Friday, October 14, 2011

Turkey meatloaf with roasted root vegetables



I have a deep love for Ina Gartner's food. She cooks with such a simple yet flavorful appreciation of the ingredients, which are never processed and really allows the taste of the ingredients to shine. So "turkey meatloaf " may not sound so special as ground turkey meat on it's own would not be the best meat ever, but cooked with the right additional flavors this meat is so perfect for meatloaf, you'll see... Ina uses a recipe that is similar, but not gluten free and she uses chicken stock which honestly is not necessary so I use water. I've made it both ways, you wouldn't notice a difference. And I use ketchup instead of tomato paste, I don't think tomato paste tastes real great so I tried using ketchup instead and it is really yummy, plus then you need 2 less ingredients.

It is one of those foods that could have remained out of my gluten free taste buds, except for my absolute favorite bread... Udi's either the white or wheat will be great. Found at most grocery stores in the frozen section, which is what keeps it so fresh. If you are gluten free you MUST buy this bread, lots of people also enjoy another bread called Rudi's. confusing and such similar names, I still prefer Udi's.. Soon I will update my favorite foods to buy.
Now for the recipe.

1 package of ground turkey meat, the 85/15 fat content is best but I make it with the super lean as well. I just add a few tablespoons more of olive oil and a few extra tablespoons more water as well.
1 med onion chopped
1/3 cup Worcestershire sauce
ketchup
1 tablespoons of Italian seasoning
2 teaspoons sea salt
2 teaspoons ground pepper
1/3 cup water
2-3 pieces of Udi's bread toasted till light brown and chopped fine
1 egg
olive oil

In a saute pan with a few tablespoons of olive oil saute the onion until translucent not all the way cooked and add the Worcestershire sauce, water, 3 tablespoons ketchup, 1 teaspoon salt, Italian seasoning, and ground pepper. Simmer on med low for a few minutes until this mixture is thickened.
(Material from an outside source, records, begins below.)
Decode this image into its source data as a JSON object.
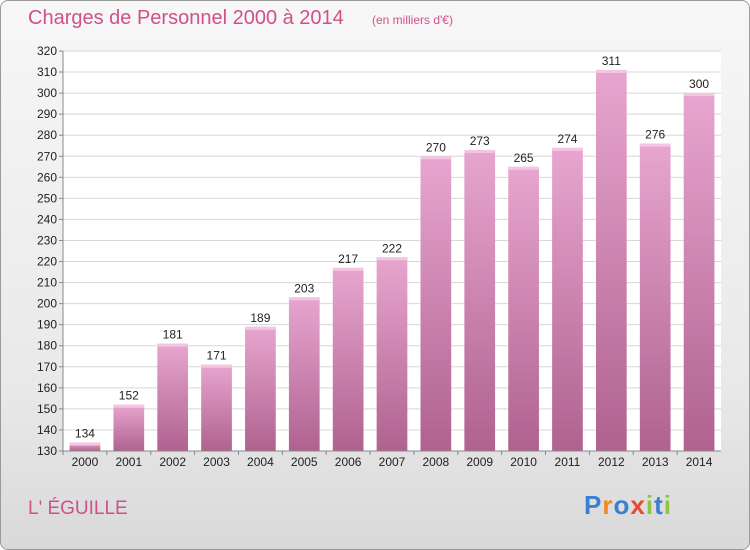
{
  "title": "Charges de Personnel 2000 à 2014",
  "subtitle": "(en milliers d'€)",
  "place": "L' ÉGUILLE",
  "logo": {
    "letters": [
      "P",
      "r",
      "o",
      "x",
      "i",
      "t",
      "i"
    ],
    "colors": [
      "#3a7fd0",
      "#f08a1c",
      "#3a7fd0",
      "#e84a30",
      "#8dc63f",
      "#3a7fd0",
      "#8dc63f"
    ]
  },
  "colors": {
    "title": "#d0508a",
    "bar_top": "#e7a6cf",
    "bar_bottom": "#b0628f",
    "grid": "#d8d8d8"
  },
  "chart_data": {
    "type": "bar",
    "title": "Charges de Personnel 2000 à 2014",
    "subtitle": "(en milliers d'€)",
    "categories": [
      "2000",
      "2001",
      "2002",
      "2003",
      "2004",
      "2005",
      "2006",
      "2007",
      "2008",
      "2009",
      "2010",
      "2011",
      "2012",
      "2013",
      "2014"
    ],
    "values": [
      134,
      152,
      181,
      171,
      189,
      203,
      217,
      222,
      270,
      273,
      265,
      274,
      311,
      276,
      300
    ],
    "ylim": [
      130,
      320
    ],
    "yticks": [
      130,
      140,
      150,
      160,
      170,
      180,
      190,
      200,
      210,
      220,
      230,
      240,
      250,
      260,
      270,
      280,
      290,
      300,
      310,
      320
    ],
    "grid": true
  }
}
In a large mixing bowl mix the ground turkey, ground pepper, sea salt, egg, toasted bread crumbs, and the above onion mixture with a potato masher until well combined. On a baking sheet lay foil over the top and spray with non stick spray. Pour the meat mixture onto baking sheet and form a large egg shaped mound. Squeeze ketchup in a zigzag motion back and forth until most of the top is covered in ketchup. Sprinkle a small amount of Italian seasoning on top as well as fresh ground pepper. Cook 40 min in 350 degree preheated oven or until meat is cooked through.



Serve with your favorite oven roasted root vegetable. Parsnips and carrots with finely chopped onion is a nice option. Chop the vegetables to desired bite size, drizzle olive oil on top, season with sea salt, ground pepper and Italian seasoning or fresh herbs if you have a favorite or some in your garden, rosemary and thyme make great combinations. With clean hands massage them all and make sure they are all equally coated with the oil and seasonings. Bake on 425 for 20 or more minutes until they are tender.